Menurut laporan tersebut, setiap kontraktor menerima bayaran sebesar 5.000 shekel, atau sekitar 1.500 dolar AS (setara Rp24 juta), untuk setiap rumah yang mereka robohkan.
Advertisement
Haaretz juga menuding bahwa kebijakan ini muncul dari pola pikir yang menganggap kematian warga sipil Palestina, termasuk mereka yang sekadar mencari makanan, sebagai sesuatu yang dapat diterima demi menjamin pembayaran kepada kontraktor.
Seorang tentara Israel yang kini bertugas di Gaza mengatakan kepada Haaretz, “Setiap kontraktor swasta yang bekerja di Gaza dengan alat berat akan mendapat 5.000 shekel untuk setiap rumah yang mereka hancurkan. Mereka mengeruk keuntungan besar.”
Ia menambahkan, “Kalau mereka tidak merobohkan rumah, itu berarti kerugian. Tentara Israel harus memastikan mereka tetap punya pekerjaan.”
Tentara tersebut juga menjelaskan bahwa para kontraktor kerap bekerja di dekat titik distribusi bantuan kemanusiaan yang didirikan Amerika Serikat dan Yayasan Kemanusiaan Gaza yang didukung Israel. Lokasi-lokasi ini biasanya dipenuhi warga Palestina yang putus asa mencari makanan dan pertolongan.
Laporan Haaretz bahkan mengungkap praktik memprihatinkan: demi menjamin keselamatan mereka, kontraktor memancing terjadinya insiden keamanan agar mendapatkan perlindungan tambahan dari tentara Israel.

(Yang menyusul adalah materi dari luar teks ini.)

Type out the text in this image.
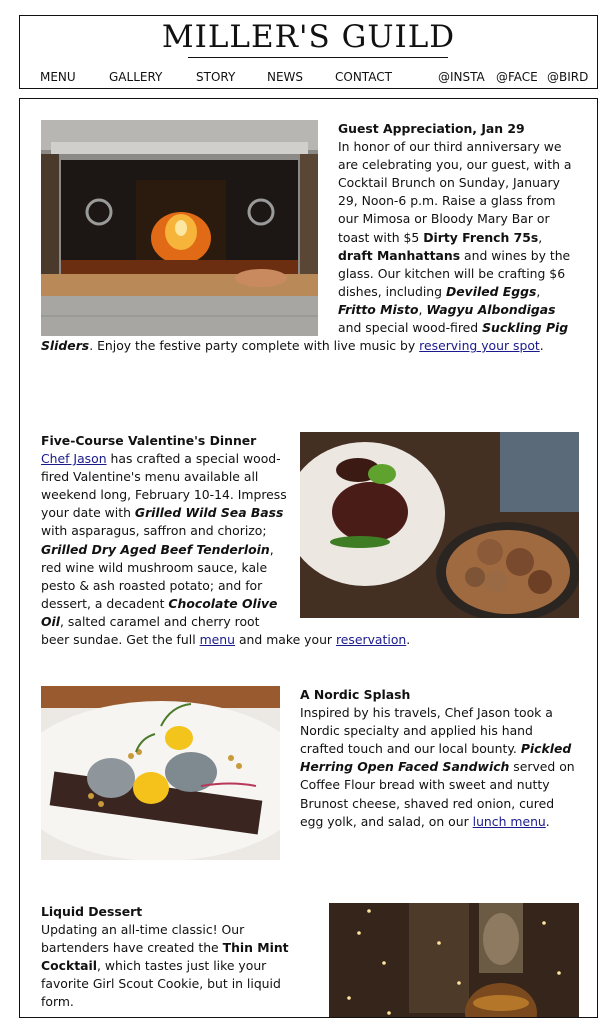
MILLER'S GUILD
MENU	GALLERY	STORY	NEWS	CONTACT	@INSTA @FACE @BIRD
Guest Appreciation, Jan 29
In honor of our third anniversary we are celebrating you, our guest, with a Cocktail Brunch on Sunday, January 29, Noon-6 p.m. Raise a glass from our Mimosa or Bloody Mary Bar or toast with $5 Dirty French 75s, draft Manhattans and wines by the glass. Our kitchen will be crafting $6 dishes, including Deviled Eggs, Fritto Misto, Wagyu Albondigas and special wood-fired Suckling Pig Sliders. Enjoy the festive party complete with live music by reserving your spot.
Five-Course Valentine's Dinner
Chef Jason has crafted a special wood-fired Valentine's menu available all weekend long, February 10-14. Impress your date with Grilled Wild Sea Bass with asparagus, saffron and chorizo; Grilled Dry Aged Beef Tenderloin, red wine wild mushroom sauce, kale pesto & ash roasted potato; and for dessert, a decadent Chocolate Olive Oil, salted caramel and cherry root beer sundae. Get the full menu and make your reservation.
A Nordic Splash
Inspired by his travels, Chef Jason took a Nordic specialty and applied his hand crafted touch and our local bounty. Pickled Herring Open Faced Sandwich served on Coffee Flour bread with sweet and nutty Brunost cheese, shaved red onion, cured egg yolk, and salad, on our lunch menu.
Liquid Dessert
Updating an all-time classic! Our bartenders have created the Thin Mint Cocktail, which tastes just like your favorite Girl Scout Cookie, but in liquid form.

Akibatnya, tentara kerap melepaskan tembakan ke arah warga Palestina yang tengah mengantre bantuan, menewaskan sejumlah warga yang sebenarnya sedang kelaparan.
Dalam laporannya, Haaretz menutup dengan kalimat yang menggetarkan hati: “Demi tambahan 5.000 shekel untuk seorang kontraktor, keputusan diambil bahwa membunuh warga Palestina yang hanya ingin mencari makan dianggap sah-sah saja.”